Estavam emocionados, alguns choravam, outros tinham suaves e belos
sorrisos. Aí o cantor acabou e recebeu entusiásticos e alegres
aplausos.
– Nunca
vi uma sarjeta desse jeito – eu disse a Sarah.
O
filme prosseguiu. Outros atores falavam. Outros tinham violões
caros. Era a noite do violão. E aí veio o grand finale.

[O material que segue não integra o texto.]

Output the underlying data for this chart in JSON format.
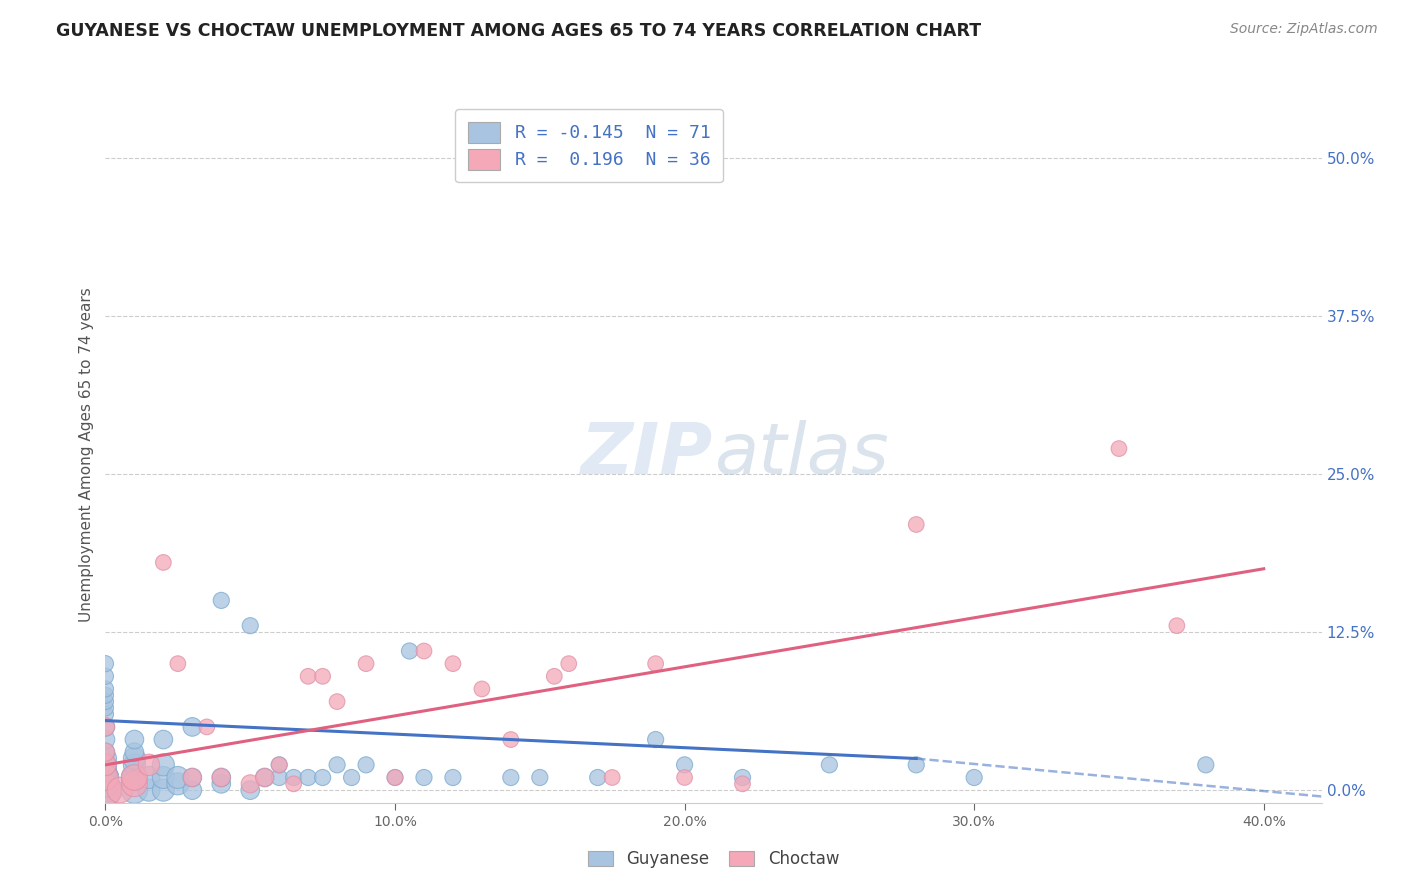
{
  "title": "GUYANESE VS CHOCTAW UNEMPLOYMENT AMONG AGES 65 TO 74 YEARS CORRELATION CHART",
  "source": "Source: ZipAtlas.com",
  "ylabel_label": "Unemployment Among Ages 65 to 74 years",
  "xlim": [
    0.0,
    0.42
  ],
  "ylim": [
    -0.01,
    0.54
  ],
  "x_ticks": [
    0.0,
    0.1,
    0.2,
    0.3,
    0.4
  ],
  "x_tick_labels": [
    "0.0%",
    "10.0%",
    "20.0%",
    "30.0%",
    "40.0%"
  ],
  "y_ticks": [
    0.0,
    0.125,
    0.25,
    0.375,
    0.5
  ],
  "y_tick_labels_right": [
    "0.0%",
    "12.5%",
    "25.0%",
    "37.5%",
    "50.0%"
  ],
  "guyanese_color": "#a8c4e0",
  "choctaw_color": "#f4a8b8",
  "guyanese_line_color": "#4472c4",
  "choctaw_line_color": "#e06080",
  "guyanese_R": -0.145,
  "guyanese_N": 71,
  "choctaw_R": 0.196,
  "choctaw_N": 36,
  "background_color": "#ffffff",
  "grid_color": "#cccccc",
  "guyanese_scatter_x": [
    0.0,
    0.0,
    0.0,
    0.0,
    0.0,
    0.0,
    0.0,
    0.0,
    0.0,
    0.0,
    0.0,
    0.0,
    0.0,
    0.0,
    0.0,
    0.0,
    0.0,
    0.0,
    0.0,
    0.0,
    0.0,
    0.0,
    0.0,
    0.0,
    0.0,
    0.0,
    0.01,
    0.01,
    0.01,
    0.01,
    0.01,
    0.01,
    0.015,
    0.015,
    0.02,
    0.02,
    0.02,
    0.02,
    0.025,
    0.025,
    0.03,
    0.03,
    0.03,
    0.04,
    0.04,
    0.04,
    0.05,
    0.05,
    0.055,
    0.06,
    0.06,
    0.065,
    0.07,
    0.075,
    0.08,
    0.085,
    0.09,
    0.1,
    0.105,
    0.11,
    0.12,
    0.14,
    0.15,
    0.17,
    0.19,
    0.2,
    0.22,
    0.25,
    0.28,
    0.3,
    0.38
  ],
  "guyanese_scatter_y": [
    0.0,
    0.0,
    0.0,
    0.0,
    0.0,
    0.0,
    0.0,
    0.0,
    0.005,
    0.005,
    0.01,
    0.01,
    0.015,
    0.015,
    0.02,
    0.025,
    0.03,
    0.04,
    0.05,
    0.06,
    0.065,
    0.07,
    0.075,
    0.08,
    0.09,
    0.1,
    0.0,
    0.01,
    0.02,
    0.025,
    0.03,
    0.04,
    0.0,
    0.01,
    0.0,
    0.01,
    0.02,
    0.04,
    0.005,
    0.01,
    0.0,
    0.01,
    0.05,
    0.005,
    0.01,
    0.15,
    0.0,
    0.13,
    0.01,
    0.01,
    0.02,
    0.01,
    0.01,
    0.01,
    0.02,
    0.01,
    0.02,
    0.01,
    0.11,
    0.01,
    0.01,
    0.01,
    0.01,
    0.01,
    0.04,
    0.02,
    0.01,
    0.02,
    0.02,
    0.01,
    0.02
  ],
  "choctaw_scatter_x": [
    0.0,
    0.0,
    0.0,
    0.0,
    0.0,
    0.005,
    0.01,
    0.01,
    0.015,
    0.02,
    0.025,
    0.03,
    0.035,
    0.04,
    0.05,
    0.055,
    0.06,
    0.065,
    0.07,
    0.075,
    0.08,
    0.09,
    0.1,
    0.11,
    0.12,
    0.13,
    0.14,
    0.155,
    0.16,
    0.175,
    0.19,
    0.2,
    0.22,
    0.28,
    0.35,
    0.37
  ],
  "choctaw_scatter_y": [
    0.0,
    0.01,
    0.02,
    0.03,
    0.05,
    0.0,
    0.005,
    0.01,
    0.02,
    0.18,
    0.1,
    0.01,
    0.05,
    0.01,
    0.005,
    0.01,
    0.02,
    0.005,
    0.09,
    0.09,
    0.07,
    0.1,
    0.01,
    0.11,
    0.1,
    0.08,
    0.04,
    0.09,
    0.1,
    0.01,
    0.1,
    0.01,
    0.005,
    0.21,
    0.27,
    0.13
  ],
  "guyanese_line_x0": 0.0,
  "guyanese_line_x_solid_end": 0.28,
  "guyanese_line_x_dashed_end": 0.42,
  "guyanese_line_y0": 0.055,
  "guyanese_line_y_solid_end": 0.025,
  "guyanese_line_y_dashed_end": -0.005,
  "choctaw_line_x0": 0.0,
  "choctaw_line_x_end": 0.4,
  "choctaw_line_y0": 0.02,
  "choctaw_line_y_end": 0.175
}
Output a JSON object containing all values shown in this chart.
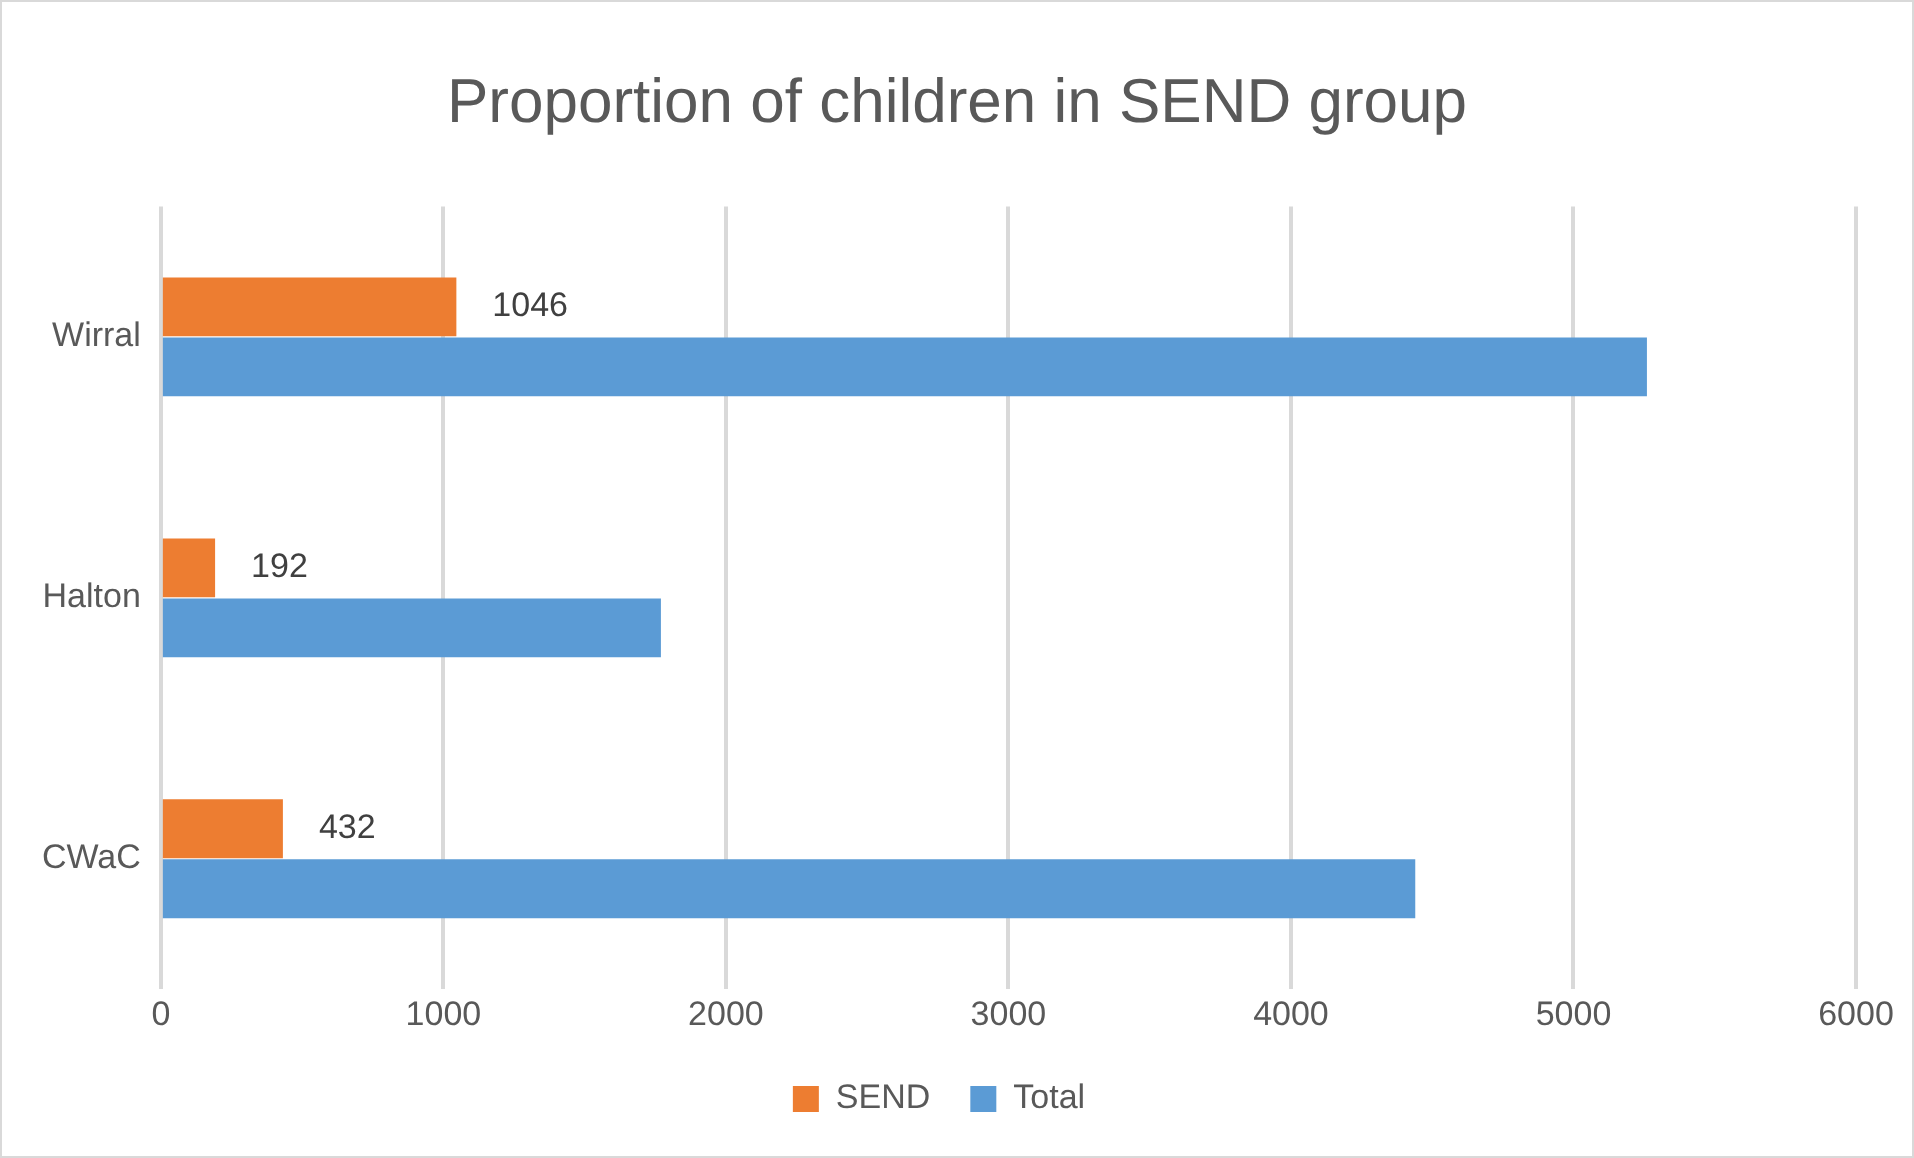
{
  "chart_data": {
    "type": "bar",
    "orientation": "horizontal",
    "title": "Proportion of children in SEND group",
    "categories": [
      "Wirral",
      "Halton",
      "CWaC"
    ],
    "series": [
      {
        "name": "SEND",
        "color": "#ed7d31",
        "values": [
          1046,
          192,
          432
        ],
        "value_labels": [
          "1046",
          "192",
          "432"
        ]
      },
      {
        "name": "Total",
        "color": "#5b9bd5",
        "values": [
          5260,
          1770,
          4440
        ]
      }
    ],
    "xlim": [
      0,
      6000
    ],
    "xticks": [
      0,
      1000,
      2000,
      3000,
      4000,
      5000,
      6000
    ],
    "grid": "x",
    "legend": "bottom"
  }
}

Apareceu uma estrela cadente, que traçou um arco sobre os rostos
voltados para cima. Fez-se um breve silêncio. Aí um cara começou a
cantar. Em breve uma mulher juntou-se a ele. Depois juntaram-se
outras vozes. Todos sabiam a letra. Surgiram muitos violões. Era um
coro edificante de esperança e unidade. E acabou. O filme acabou. As
luzes se acenderam. Havia um pequeno palco. Pat Sellers subiu nele.
Aplaudiram-no.
Pat
Sellers tinha uma aparência horrível. Parecia sonolento, sem vida,
morto. Os olhos vagos. Começou a falar.
– Não
tomo um trago há quinhentos e noventa e cinco dias...
Estrugiram
aplausos.
Ele
prosseguiu:
– Sou
um alcoólatra em recuperação... Somos todos alcoólatras em
recuperação...
– Vamos
dar o fora daqui – disse Sarah.
Havíamos
acabado o vinho. Levantamo-nos e nos dirigimos para a saída. Fomos
para o nosso carro.
– Filho
da puta! – eu disse. – Onde está Jon? Por que não está aqui?
– Oh,
tenho certeza de que ele viu o filme – disse Sarah.
– Aprontou
pra gente. É meio engraçado quando se pensa na coisa.
– Eram
todos membros dos A.A. lá dentro...
Entramos
no carro e nos dirigimos para a autoestrada.
Minha
ideia sobre a coisa toda era de que a maioria das pessoas não era
alcoólatra, só pensava que era. Era algo que não podia ser
precipitado. Para alguém se tornar um verdadeiro alcoólatra,
precisava pelo menos uns vinte anos. Eu estava no meu 45º ano e não
me arrependia nem um pouco.
Chegamos
à autoestrada e nos dirigimos de volta à realidade.